Although a few were made in 1983, production was not on a large scale until 1984.
If you have followed us here, you know that we want to maintain a True Peak level of -1 dB in order to prevent any problems at all with any playback hardware and software, and to assure that any conversion to a lossy format will not result in any clipped samples.
The LKFS number is an average Loudness number that helps us to quickly see where the level of a track is. We can look at great recorded music through the years and see what is good in terms of dynamic range and loudness levels. The LKFS number would to a certain extent be controlled by the dynamic range of the song. Orchestral music with very wide dynamic range would be closer to -20 dB, and compressed pop music could be about -12 to -16dB. I like to use -16 dB as a standard because virtually all music will fit into that range and it is the highest level that iTunes and most broadcasters will allow before applying their own compressors. So a level of -16 will assure that your track will be heard exactly as intended.
You can see from the chart that we passed the safe level in the mid '90's. From 1997 until now, the levels have remained squashed and clipped.
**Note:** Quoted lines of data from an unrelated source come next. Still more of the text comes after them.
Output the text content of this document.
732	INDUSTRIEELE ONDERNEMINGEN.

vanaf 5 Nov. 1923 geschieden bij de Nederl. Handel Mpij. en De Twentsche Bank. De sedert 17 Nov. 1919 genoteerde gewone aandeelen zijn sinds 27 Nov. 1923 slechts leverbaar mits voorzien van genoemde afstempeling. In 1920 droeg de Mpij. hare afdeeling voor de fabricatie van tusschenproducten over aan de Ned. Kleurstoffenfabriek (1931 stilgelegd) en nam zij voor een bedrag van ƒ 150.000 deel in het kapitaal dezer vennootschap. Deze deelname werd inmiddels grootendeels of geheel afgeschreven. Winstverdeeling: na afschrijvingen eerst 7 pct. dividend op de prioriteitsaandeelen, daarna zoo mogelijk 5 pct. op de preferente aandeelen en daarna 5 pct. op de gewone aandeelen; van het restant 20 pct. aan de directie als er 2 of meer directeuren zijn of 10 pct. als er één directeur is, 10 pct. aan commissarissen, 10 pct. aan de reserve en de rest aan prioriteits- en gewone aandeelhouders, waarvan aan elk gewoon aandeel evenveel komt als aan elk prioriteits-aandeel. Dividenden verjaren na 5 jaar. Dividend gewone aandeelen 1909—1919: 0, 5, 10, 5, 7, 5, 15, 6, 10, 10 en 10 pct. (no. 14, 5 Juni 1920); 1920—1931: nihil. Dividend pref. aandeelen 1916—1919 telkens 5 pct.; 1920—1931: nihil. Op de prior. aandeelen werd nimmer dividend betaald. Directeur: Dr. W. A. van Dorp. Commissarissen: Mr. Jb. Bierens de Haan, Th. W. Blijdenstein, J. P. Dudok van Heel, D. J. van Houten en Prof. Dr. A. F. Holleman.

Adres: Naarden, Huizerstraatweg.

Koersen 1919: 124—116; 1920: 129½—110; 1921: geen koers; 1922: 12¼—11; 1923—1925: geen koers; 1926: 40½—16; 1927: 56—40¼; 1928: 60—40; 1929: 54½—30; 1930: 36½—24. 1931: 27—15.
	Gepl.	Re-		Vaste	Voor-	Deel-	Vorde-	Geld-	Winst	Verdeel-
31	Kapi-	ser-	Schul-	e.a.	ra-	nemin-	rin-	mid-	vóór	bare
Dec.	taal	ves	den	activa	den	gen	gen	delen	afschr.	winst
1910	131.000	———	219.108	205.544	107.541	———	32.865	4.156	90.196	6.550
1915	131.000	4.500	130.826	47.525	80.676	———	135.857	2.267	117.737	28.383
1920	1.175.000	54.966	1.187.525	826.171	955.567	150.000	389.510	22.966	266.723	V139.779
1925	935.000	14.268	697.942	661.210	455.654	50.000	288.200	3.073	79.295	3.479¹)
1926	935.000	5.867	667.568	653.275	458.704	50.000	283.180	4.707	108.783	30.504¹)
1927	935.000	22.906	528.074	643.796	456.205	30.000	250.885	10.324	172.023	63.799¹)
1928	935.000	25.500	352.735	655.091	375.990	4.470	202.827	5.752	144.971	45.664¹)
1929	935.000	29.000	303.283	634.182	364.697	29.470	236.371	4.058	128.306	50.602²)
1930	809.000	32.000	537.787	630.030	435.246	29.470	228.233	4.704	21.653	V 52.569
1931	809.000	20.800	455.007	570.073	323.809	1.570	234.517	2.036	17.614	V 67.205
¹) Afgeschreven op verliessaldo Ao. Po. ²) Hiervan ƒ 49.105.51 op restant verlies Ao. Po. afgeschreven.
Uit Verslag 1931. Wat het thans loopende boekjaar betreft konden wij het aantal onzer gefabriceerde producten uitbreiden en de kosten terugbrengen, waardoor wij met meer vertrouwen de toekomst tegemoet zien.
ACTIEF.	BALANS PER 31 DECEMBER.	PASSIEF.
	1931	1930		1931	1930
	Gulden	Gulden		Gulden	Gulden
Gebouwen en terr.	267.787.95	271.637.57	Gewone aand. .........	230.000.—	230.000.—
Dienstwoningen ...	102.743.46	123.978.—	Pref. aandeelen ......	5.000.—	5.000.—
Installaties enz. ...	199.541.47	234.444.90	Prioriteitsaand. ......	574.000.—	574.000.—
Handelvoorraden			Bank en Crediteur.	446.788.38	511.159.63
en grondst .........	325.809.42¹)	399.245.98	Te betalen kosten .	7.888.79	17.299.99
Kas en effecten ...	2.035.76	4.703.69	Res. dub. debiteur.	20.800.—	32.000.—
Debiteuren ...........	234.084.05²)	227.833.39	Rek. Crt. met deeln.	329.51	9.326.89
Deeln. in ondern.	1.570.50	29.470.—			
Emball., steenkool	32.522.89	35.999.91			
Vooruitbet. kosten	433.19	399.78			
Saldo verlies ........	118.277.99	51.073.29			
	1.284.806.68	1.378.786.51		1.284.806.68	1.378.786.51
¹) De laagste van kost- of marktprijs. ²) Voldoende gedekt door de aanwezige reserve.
So for 20 years, we have talked about the evils of the "Loudness Wars", but have done nothing to change our behavior. The biggest names in the mastering world are the worst offenders.
Thousands of examples could be listed, but I think the chart makes it clear enough. This should help to dispel the notion that only experts can make good music. Experts can ruin good music. And high resolution recordings at 192 khz or 384khz and at 64 bit is not the issue. Good music is the result of following a few rules and learning from the past.